8. Para ello, invitamos a Nuestro Venerable Hermano, el Señor Cardenal Vicario, a que asuma la alta dirección, en la diócesis de Roma, de esta acción regeneradora y salvadora. Estamos seguros de que no faltarán, ni en número ni en calidad, los corazones generosos que acudirán a Nuestra llamada y que llevarán a la realidad este Nuestro deseo. Hay almas ardientes, que con ansia esperan ser convocadas; a su anhelo impaciente se les señale el vasto campo de roturar. Hay otras somnolientas, y será preciso despertarlas; pusilánimes otras, y será necesario animarlas; desorientadas otras y habrá que guiarlas. A todas se les requiere un prudente encuadramiento, un acertado empleo, un ritmo de trabajo que corresponda a la apremiante necesidad de defensa, de conquista, de positiva construcción. Así es como Roma revivirá en su secular misión de maestra espiritual de los pueblos, no solamente como lo fue y lo es, por la cátedra de verdad que Dios estableció en su centro, sino por el ejemplo de su pueblo, de nuevo ferviente en la fe, ejemplar en las costumbres, concorde en el cumplimiento de los deberes religiosos y civiles, y, si pluguiere al Señor, próspero y feliz. Esperamos de buen grado Nos que este potente despertar, al que hoy os invitamos, promovido sin tardanza y continuado tenazmente según el plan trazado, y que otros podrán ilustrar en sus detalles, será imitado muy presto por las diócesis vecinas y por las lejanas de suerte que se ha dado a Nuestros ojos el ver volverse a Cristo, no sólo las ciudades, sino también las naciones, los continentes, la humanidad entera.

9. Manos, pues, al arado: Os mueva Dios que así lo quiere, os atraiga la nobleza de la empresa, os estimule su urgencia; y que el justificado temor de tremendo porvenir que seguirá a una culpable inercia venza todo titubeo y vigorice todas las voluntades.

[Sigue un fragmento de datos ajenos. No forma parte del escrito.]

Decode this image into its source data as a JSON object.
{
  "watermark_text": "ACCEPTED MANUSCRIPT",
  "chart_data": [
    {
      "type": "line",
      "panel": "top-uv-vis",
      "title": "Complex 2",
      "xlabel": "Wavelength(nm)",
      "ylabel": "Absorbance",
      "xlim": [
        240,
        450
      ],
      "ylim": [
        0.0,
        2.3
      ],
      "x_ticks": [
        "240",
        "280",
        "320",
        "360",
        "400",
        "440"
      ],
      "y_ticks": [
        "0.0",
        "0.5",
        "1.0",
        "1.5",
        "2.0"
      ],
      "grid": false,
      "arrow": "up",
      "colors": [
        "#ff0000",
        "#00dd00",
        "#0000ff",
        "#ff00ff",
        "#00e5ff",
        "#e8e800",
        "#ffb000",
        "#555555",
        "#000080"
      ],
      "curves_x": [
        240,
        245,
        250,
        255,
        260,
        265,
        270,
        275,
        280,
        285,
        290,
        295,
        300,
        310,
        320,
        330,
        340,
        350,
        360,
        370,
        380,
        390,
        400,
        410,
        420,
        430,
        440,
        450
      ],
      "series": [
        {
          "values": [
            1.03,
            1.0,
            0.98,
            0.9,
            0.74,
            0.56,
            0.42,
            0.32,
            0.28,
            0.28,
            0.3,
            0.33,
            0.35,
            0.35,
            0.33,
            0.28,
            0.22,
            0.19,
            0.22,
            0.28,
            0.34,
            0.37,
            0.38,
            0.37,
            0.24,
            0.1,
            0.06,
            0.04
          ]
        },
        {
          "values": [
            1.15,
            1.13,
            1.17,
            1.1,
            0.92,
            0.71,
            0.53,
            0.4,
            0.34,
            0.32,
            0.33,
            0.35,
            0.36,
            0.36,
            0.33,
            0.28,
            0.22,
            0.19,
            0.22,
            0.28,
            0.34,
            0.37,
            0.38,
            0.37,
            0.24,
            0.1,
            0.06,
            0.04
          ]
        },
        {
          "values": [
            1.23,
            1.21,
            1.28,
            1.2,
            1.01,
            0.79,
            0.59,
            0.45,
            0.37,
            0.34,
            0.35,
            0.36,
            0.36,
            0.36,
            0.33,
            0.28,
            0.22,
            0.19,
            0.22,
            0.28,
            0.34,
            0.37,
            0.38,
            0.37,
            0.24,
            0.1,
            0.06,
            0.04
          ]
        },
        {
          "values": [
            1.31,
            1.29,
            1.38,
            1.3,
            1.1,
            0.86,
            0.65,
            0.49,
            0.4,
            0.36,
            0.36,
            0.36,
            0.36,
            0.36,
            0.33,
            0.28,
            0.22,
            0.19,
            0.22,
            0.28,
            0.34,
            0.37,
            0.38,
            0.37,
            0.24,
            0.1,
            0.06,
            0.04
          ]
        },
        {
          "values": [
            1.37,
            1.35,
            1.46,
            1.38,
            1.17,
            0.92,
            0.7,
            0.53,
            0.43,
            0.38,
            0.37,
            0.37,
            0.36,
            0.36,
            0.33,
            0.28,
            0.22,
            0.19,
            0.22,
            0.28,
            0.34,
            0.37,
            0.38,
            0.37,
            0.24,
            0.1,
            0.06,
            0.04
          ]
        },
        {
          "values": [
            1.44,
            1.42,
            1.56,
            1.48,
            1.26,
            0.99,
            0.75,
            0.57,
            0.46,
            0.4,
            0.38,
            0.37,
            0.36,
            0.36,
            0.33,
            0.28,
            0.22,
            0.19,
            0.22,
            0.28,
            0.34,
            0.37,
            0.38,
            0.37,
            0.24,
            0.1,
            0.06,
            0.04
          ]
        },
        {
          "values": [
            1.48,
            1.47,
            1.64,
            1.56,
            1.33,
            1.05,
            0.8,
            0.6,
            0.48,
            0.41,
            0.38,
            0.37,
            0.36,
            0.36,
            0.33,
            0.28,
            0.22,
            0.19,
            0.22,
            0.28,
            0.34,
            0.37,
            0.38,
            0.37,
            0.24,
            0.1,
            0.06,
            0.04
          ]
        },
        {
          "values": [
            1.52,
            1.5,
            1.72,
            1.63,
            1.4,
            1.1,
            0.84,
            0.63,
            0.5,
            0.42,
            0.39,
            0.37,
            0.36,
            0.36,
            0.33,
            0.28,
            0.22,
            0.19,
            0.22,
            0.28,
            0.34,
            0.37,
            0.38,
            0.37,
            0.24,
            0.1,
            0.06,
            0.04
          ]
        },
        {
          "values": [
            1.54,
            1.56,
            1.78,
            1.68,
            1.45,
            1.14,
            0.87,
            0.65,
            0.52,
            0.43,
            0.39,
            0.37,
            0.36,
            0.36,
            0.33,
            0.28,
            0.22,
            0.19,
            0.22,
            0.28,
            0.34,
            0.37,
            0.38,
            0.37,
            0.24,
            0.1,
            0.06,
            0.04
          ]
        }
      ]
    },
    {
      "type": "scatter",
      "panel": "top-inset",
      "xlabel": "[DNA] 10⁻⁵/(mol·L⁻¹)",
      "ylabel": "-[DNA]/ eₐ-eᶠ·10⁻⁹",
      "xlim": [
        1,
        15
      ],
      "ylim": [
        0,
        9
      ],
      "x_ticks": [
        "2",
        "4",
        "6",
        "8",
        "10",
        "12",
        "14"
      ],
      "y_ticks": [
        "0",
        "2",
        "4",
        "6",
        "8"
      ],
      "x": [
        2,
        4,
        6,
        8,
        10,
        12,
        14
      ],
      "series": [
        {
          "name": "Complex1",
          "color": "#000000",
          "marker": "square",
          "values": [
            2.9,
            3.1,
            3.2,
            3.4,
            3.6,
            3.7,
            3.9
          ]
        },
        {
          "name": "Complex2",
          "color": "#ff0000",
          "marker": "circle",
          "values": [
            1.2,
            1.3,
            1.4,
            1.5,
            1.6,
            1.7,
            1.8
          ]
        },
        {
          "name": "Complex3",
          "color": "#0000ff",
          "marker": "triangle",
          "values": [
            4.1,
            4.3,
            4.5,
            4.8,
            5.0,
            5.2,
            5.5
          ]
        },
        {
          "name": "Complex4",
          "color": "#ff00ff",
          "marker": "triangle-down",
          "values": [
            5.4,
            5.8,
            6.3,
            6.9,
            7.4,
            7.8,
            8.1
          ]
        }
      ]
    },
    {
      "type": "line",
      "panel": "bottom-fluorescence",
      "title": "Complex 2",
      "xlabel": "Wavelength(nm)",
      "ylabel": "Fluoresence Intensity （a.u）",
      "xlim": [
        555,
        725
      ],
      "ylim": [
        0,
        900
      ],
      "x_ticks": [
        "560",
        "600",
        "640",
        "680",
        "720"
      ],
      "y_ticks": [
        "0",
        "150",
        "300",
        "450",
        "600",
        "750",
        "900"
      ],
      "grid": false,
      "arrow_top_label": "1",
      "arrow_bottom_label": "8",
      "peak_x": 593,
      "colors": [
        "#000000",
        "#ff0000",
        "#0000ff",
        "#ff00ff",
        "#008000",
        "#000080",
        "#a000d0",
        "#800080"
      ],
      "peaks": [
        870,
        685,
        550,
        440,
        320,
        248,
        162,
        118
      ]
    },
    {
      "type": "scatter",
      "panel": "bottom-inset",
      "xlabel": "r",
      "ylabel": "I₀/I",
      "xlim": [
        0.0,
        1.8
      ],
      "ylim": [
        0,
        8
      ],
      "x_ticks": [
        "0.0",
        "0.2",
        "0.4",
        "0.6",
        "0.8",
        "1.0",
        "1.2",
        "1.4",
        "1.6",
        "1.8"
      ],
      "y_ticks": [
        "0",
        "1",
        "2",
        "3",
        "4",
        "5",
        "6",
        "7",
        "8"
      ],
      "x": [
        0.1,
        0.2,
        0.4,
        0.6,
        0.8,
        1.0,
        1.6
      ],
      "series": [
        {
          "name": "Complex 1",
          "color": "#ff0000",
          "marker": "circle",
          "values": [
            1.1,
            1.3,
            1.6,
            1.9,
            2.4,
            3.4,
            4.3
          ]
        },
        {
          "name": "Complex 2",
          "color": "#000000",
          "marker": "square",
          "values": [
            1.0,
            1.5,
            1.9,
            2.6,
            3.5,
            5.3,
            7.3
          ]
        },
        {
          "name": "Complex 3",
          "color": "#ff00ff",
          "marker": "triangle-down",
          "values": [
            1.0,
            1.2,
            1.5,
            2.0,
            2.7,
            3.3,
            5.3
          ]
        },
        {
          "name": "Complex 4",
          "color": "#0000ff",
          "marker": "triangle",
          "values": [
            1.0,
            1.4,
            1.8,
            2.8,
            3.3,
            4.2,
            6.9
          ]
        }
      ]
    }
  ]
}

Os apoyarán las oraciones de los humildes y de los pequeños, a quienes van vuestras más tiernas preocupaciones, los dolores aceptados y ofrecidos de los que sufren. Fecundarán vuestros esfuerzos el ejemplo, y la intersección de los Mártires y de los Santos, que este suelo hicieron sagrado. Bendecirá y multiplicará el feliz éxito, por el cual ardientemente oramos, la Virgen Santísima, la cual, si en todo tiempo estuvo pronta a extender su mano protectora sobre sus romanos, no dudamos que querrá hacer sentir también en el presente su materna protección por estos hijos, que tan afectuosa piedad demostraron en su reciente glorificación, cuyo potente grito de hosanna aún resuena bajo este cielo.

Os sirva, en fin, de consuelo y firmeza la paterna Bendición Apostólica que, con efusión de corazón, impartimos a todos vosotros que nos escucháis, a vuestras familias, a vuestras obras y a esta Ciudad Eterna, cuya fe, ya desde los tiempos del Apóstol, es anunciada en el universo mundo (cfr Rom 1,8), y cuya cristiana grandeza, faro de verdad, de amor y de paz se perpetúa constante a través de los siglos. Así sea.